Biological Cybernetics

, Volume 91, Issue 6, pp 359–376 | Cite as

Frequency-dependent selection of alternative spinal pathways with common periodic sensory input

  • Bernhard Jilge
  • Karen Minassian
  • Frank RattayEmail author
  • Milan R. Dimitrijevic


Electrical stimulation of the lumbar cord at distinct frequency ranges has been shown to evoke either rhythmical, step-like movements (25–50 Hz) or a sustained extension (5–15 Hz) of the paralysed lower limbs in complete spinal cord injured subjects. Frequency-dependent activation of previously “silent” spinal pathways was suggested to contribute to the differential responsiveness to distinct neuronal “codes” and the modifications in the electromyographic recordings during the actual implementation of the evoked motor tasks. In the present study we examine this suggestion by means of a simplified biology-based neuronal network. Involving two basic mechanisms, temporal summation of synaptic input and presynaptic inhibition, the model exhibits several patterns of mono- and/or oligo-synaptic motor output in response to different interstimulus intervals.
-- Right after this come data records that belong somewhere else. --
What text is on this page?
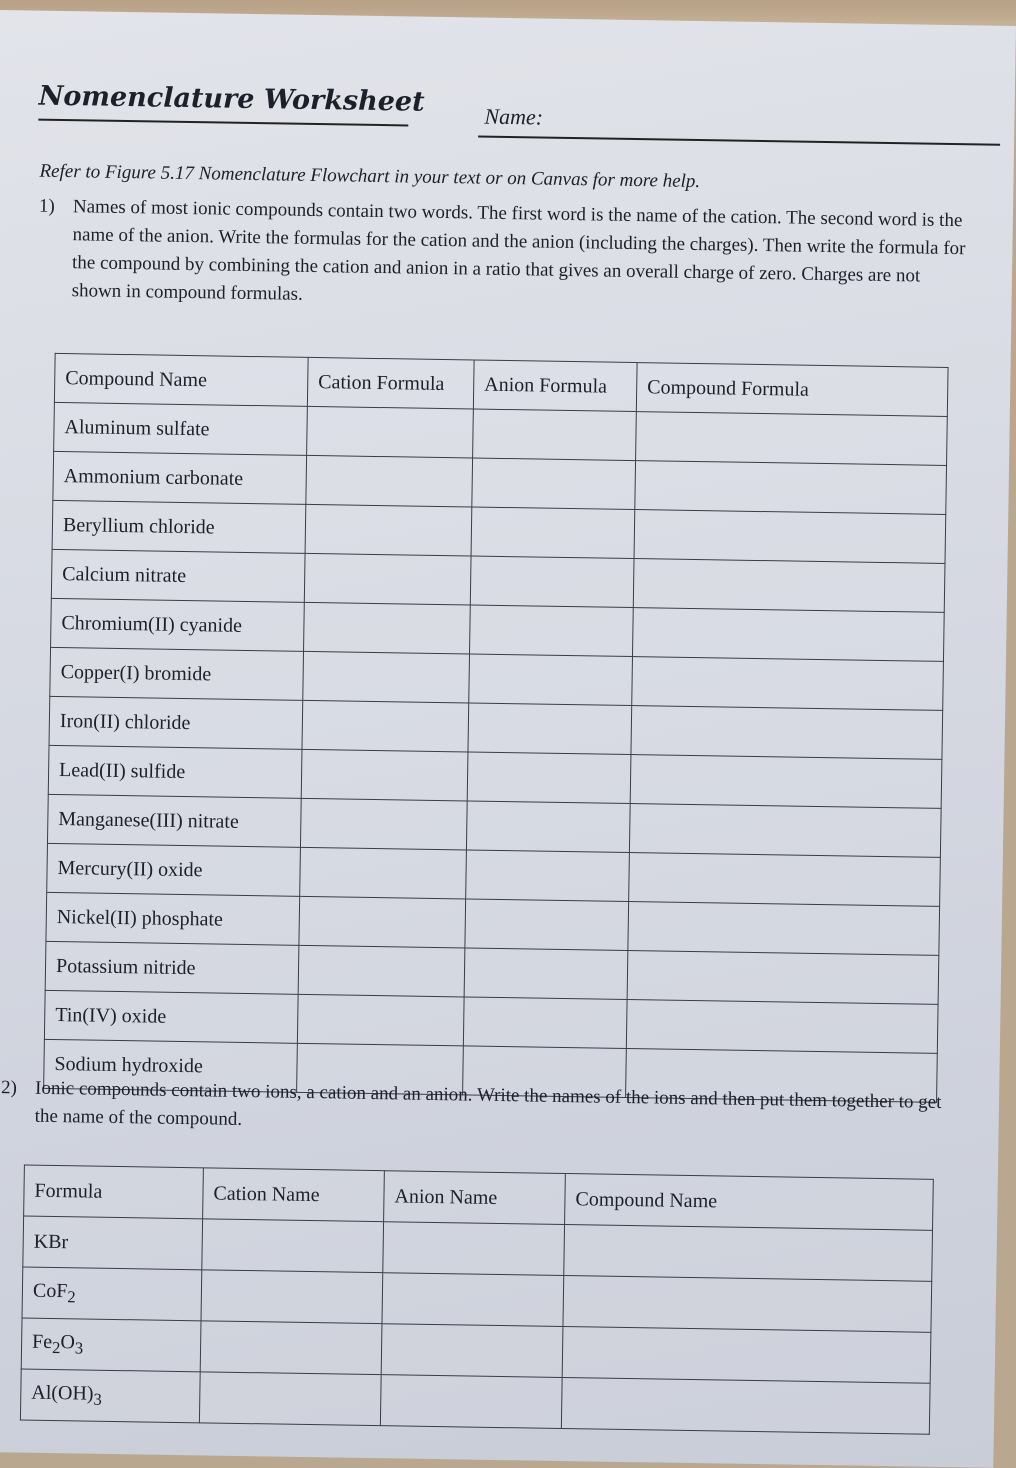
Nomenclature Worksheet	Name:
Refer to Figure 5.17 Nomenclature Flowchart in your text or on Canvas for more help.
1) Names of most ionic compounds contain two words. The first word is the name of the cation. The second word is the name of the anion. Write the formulas for the cation and the anion (including the charges). Then write the formula for the compound by combining the cation and anion in a ratio that gives an overall charge of zero. Charges are not shown in compound formulas.
Compound Name	Cation Formula	Anion Formula	Compound Formula
Aluminum sulfate			
Ammonium carbonate			
Beryllium chloride			
Calcium nitrate			
Chromium(II) cyanide			
Copper(I) bromide			
Iron(II) chloride			
Lead(II) sulfide			
Manganese(III) nitrate			
Mercury(II) oxide			
Nickel(II) phosphate			
Potassium nitride			
Tin(IV) oxide			
Sodium hydroxide			
2) Ionic compounds contain two ions, a cation and an anion. Write the names of the ions and then put them together to get the name of the compound.
Formula	Cation Name	Anion Name	Compound Name
KBr			
CoF$_2$			
$Fe_2O_3$			
$Al(OH)_3$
It thus reproduces fundamental input–output features of the lumbar cord isolated from the brain. The results confirm frequency-dependent spinal pathway selection as a simple mechanism which enables the cord to respond to distinct neuronal codes with different motor behaviours and to control the actual performance of the latter.


Motor Task Synaptic Input Interstimulus Interval Motor Output Temporal Summation 
These keywords were added by machine and not by the authors. This process is experimental and the keywords may be updated as the learning algorithm improves.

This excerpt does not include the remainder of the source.